One of the hardest lessons we may ever have to learn is that sometimes, the best way to love someone we love is from a distance. That no matter how much we want them to thrive and expand and be happy, we will never be the people who facilitate that expansion.
And that’s okay. (Heidi Priebe)
This quote is both striking (intellectually and emotionally) and incredibly apt. I think that we have often come to equate a separation, a need to let go and move on, with a lack of love or care. It really couldn’t be further from the truth at times. It is entirely possible to love someone deeply, want every good and happiness for them, but know that your active presence in their life doesn’t serve that wish, or theirs in your life serve it for you.

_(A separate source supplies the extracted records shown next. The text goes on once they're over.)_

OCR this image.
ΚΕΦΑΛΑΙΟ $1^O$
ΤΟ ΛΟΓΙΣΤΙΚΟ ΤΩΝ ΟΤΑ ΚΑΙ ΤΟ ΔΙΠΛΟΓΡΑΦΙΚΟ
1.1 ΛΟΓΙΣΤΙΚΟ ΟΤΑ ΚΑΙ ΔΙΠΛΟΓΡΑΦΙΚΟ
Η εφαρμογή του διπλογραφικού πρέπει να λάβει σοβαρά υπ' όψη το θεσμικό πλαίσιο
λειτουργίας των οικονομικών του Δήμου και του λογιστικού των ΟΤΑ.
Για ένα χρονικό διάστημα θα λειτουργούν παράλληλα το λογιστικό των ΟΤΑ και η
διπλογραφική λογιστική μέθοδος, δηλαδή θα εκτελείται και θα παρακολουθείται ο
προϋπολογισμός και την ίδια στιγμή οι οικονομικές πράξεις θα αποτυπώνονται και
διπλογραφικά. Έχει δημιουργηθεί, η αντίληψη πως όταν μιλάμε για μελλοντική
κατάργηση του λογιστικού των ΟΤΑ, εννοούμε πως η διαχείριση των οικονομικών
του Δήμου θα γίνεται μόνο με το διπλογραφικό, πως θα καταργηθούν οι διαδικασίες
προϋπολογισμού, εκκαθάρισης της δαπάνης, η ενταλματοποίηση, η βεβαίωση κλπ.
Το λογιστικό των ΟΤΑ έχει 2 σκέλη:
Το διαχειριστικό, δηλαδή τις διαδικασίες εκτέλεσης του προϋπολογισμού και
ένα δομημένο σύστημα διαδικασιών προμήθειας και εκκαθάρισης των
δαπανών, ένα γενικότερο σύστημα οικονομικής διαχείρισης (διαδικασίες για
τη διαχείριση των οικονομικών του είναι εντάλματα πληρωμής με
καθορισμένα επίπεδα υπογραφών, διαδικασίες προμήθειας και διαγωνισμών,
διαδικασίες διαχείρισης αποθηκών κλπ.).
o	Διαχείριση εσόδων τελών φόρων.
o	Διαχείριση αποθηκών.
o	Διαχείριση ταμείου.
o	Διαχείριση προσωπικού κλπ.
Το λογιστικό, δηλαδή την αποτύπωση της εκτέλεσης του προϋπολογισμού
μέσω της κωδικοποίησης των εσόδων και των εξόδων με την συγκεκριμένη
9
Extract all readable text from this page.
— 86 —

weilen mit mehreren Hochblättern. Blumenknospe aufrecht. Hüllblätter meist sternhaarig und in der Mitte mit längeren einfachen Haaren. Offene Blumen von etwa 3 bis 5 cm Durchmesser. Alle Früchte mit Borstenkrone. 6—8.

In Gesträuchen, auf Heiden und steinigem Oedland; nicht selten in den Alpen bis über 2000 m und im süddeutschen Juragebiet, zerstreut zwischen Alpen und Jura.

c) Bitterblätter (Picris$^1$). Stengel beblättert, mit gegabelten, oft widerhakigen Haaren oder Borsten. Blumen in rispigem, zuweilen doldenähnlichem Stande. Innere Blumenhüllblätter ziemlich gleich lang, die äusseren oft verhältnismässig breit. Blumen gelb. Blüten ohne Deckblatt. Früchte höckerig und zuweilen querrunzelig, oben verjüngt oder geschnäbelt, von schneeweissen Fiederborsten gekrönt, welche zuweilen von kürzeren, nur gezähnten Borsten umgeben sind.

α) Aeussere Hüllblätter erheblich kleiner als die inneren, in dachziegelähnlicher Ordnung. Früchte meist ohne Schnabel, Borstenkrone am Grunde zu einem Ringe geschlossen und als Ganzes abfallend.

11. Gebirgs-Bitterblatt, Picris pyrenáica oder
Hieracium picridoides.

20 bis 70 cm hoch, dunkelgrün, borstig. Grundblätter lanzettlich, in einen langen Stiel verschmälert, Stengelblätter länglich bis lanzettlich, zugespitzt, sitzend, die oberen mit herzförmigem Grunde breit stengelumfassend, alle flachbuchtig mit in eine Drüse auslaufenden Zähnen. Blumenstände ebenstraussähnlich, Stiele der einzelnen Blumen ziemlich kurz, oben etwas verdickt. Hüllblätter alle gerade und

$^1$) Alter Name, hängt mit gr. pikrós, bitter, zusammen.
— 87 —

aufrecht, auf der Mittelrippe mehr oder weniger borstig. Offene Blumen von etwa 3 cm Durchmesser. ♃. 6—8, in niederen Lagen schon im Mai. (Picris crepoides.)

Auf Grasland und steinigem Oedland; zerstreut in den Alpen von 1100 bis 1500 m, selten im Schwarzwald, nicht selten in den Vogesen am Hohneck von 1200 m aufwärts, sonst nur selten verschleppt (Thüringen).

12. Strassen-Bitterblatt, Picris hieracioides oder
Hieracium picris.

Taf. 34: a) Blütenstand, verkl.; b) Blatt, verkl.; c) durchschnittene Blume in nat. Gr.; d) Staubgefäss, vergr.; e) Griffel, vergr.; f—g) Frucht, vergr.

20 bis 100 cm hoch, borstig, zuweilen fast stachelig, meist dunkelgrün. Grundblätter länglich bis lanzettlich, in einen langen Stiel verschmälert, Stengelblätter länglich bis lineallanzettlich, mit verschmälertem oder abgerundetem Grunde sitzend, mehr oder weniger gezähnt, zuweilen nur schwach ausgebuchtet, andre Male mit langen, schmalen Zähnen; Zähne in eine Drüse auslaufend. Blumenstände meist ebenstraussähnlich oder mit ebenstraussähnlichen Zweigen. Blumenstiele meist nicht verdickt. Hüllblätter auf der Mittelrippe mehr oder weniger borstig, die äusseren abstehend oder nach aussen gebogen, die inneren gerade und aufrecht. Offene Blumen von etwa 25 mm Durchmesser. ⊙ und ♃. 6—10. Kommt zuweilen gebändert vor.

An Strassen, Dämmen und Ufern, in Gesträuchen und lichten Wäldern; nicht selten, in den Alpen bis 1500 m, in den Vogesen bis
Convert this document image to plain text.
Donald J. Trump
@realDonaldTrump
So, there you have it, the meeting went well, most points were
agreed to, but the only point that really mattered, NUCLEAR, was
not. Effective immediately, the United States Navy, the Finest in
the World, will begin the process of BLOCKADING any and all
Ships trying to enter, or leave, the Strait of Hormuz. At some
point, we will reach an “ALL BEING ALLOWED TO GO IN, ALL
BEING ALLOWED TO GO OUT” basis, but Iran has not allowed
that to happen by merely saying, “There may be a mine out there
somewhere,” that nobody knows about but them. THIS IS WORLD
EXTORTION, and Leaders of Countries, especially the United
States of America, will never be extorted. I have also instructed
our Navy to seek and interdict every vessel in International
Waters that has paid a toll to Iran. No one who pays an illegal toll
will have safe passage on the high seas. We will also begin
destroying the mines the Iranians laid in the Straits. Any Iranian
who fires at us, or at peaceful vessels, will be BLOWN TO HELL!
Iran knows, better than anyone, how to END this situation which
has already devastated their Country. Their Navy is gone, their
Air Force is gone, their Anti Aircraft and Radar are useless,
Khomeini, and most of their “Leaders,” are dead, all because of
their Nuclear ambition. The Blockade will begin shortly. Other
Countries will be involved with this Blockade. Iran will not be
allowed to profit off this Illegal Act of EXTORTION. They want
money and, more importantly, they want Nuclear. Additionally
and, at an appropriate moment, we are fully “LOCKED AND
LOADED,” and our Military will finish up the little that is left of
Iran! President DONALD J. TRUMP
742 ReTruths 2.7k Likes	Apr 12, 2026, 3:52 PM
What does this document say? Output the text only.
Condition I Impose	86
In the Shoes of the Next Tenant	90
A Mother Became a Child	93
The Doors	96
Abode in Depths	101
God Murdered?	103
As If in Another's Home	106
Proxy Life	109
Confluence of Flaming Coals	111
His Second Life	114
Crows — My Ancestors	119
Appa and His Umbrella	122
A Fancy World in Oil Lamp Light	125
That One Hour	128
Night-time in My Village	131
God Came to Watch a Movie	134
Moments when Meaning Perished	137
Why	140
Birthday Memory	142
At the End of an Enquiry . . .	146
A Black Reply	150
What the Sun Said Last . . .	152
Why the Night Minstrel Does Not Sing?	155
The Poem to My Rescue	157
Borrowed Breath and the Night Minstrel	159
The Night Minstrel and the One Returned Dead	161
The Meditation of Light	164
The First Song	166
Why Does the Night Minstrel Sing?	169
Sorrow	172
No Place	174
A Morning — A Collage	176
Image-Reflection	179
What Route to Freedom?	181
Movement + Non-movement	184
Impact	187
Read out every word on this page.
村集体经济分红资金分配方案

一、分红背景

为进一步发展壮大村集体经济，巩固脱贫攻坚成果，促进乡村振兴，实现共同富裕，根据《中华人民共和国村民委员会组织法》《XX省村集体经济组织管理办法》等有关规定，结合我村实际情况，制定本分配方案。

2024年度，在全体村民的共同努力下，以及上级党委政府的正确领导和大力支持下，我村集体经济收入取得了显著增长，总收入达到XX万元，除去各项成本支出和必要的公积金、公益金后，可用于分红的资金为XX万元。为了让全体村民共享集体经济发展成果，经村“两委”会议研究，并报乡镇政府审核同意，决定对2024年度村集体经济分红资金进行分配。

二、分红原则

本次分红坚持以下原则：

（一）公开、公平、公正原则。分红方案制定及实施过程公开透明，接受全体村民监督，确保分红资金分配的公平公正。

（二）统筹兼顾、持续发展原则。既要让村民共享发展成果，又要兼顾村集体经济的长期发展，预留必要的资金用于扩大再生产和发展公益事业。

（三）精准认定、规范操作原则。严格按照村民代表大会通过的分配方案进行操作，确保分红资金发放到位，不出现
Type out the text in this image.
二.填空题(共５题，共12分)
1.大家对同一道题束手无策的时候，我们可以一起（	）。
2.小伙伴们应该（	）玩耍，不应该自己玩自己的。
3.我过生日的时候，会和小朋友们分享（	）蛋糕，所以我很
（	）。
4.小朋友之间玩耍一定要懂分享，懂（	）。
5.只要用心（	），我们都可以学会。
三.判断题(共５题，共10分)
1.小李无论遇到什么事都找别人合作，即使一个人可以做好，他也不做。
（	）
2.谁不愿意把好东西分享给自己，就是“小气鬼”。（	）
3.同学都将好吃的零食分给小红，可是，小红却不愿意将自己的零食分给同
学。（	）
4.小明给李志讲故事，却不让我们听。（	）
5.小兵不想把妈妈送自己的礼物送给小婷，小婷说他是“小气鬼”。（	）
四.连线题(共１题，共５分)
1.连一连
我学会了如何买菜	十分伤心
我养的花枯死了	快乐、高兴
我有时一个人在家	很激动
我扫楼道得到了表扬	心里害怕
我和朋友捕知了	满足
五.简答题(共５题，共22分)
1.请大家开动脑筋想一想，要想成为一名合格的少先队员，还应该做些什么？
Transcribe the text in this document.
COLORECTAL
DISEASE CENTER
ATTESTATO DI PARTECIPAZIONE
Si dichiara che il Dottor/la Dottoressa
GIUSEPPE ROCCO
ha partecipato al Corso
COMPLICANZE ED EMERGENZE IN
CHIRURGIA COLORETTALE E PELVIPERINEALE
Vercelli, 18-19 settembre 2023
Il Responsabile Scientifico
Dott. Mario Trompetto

We [may] prioritize things as X, Y, Z, not realizing that our friends or our partners or our loved ones prioritize them as Y, Z, X. And our relationship spirals into toxic territory without us even realizing it. […] The truth is, you can love someone with 100% of your whole heart and still be toxic to them. You can care for them and still be toxic. You can want what’s best for them so badly that it tears you apart, and still have a negative impact on their life for the sole purpose of your two elements combine to form an inexplicably toxic reaction. Neither of you are to blame. But the result is what it is (Priebe).
When the realization does come, it does not necessarily make it any less difficult emotionally but it really is a healthy realization. Sometimes, there can middle ground found, communication made, rifts repaired, and toxicity dissipated. Sometimes not. Sometimes, the best thing is to let go, to walk away. Not stomp, or rage, or huff, or fire shots across the bow as we do. But step back, wish them all the good, and walk away.
Life does not end in the walking away. Let me say that again. Life does not end in the walking away. In the letting go.
You can still wish them every good and happiness. You can still care deeply, even beyond your own understanding. But you can let go. And you can move on. Your life will continue.
And it will be okay. No, it will be better than okay. It will be good.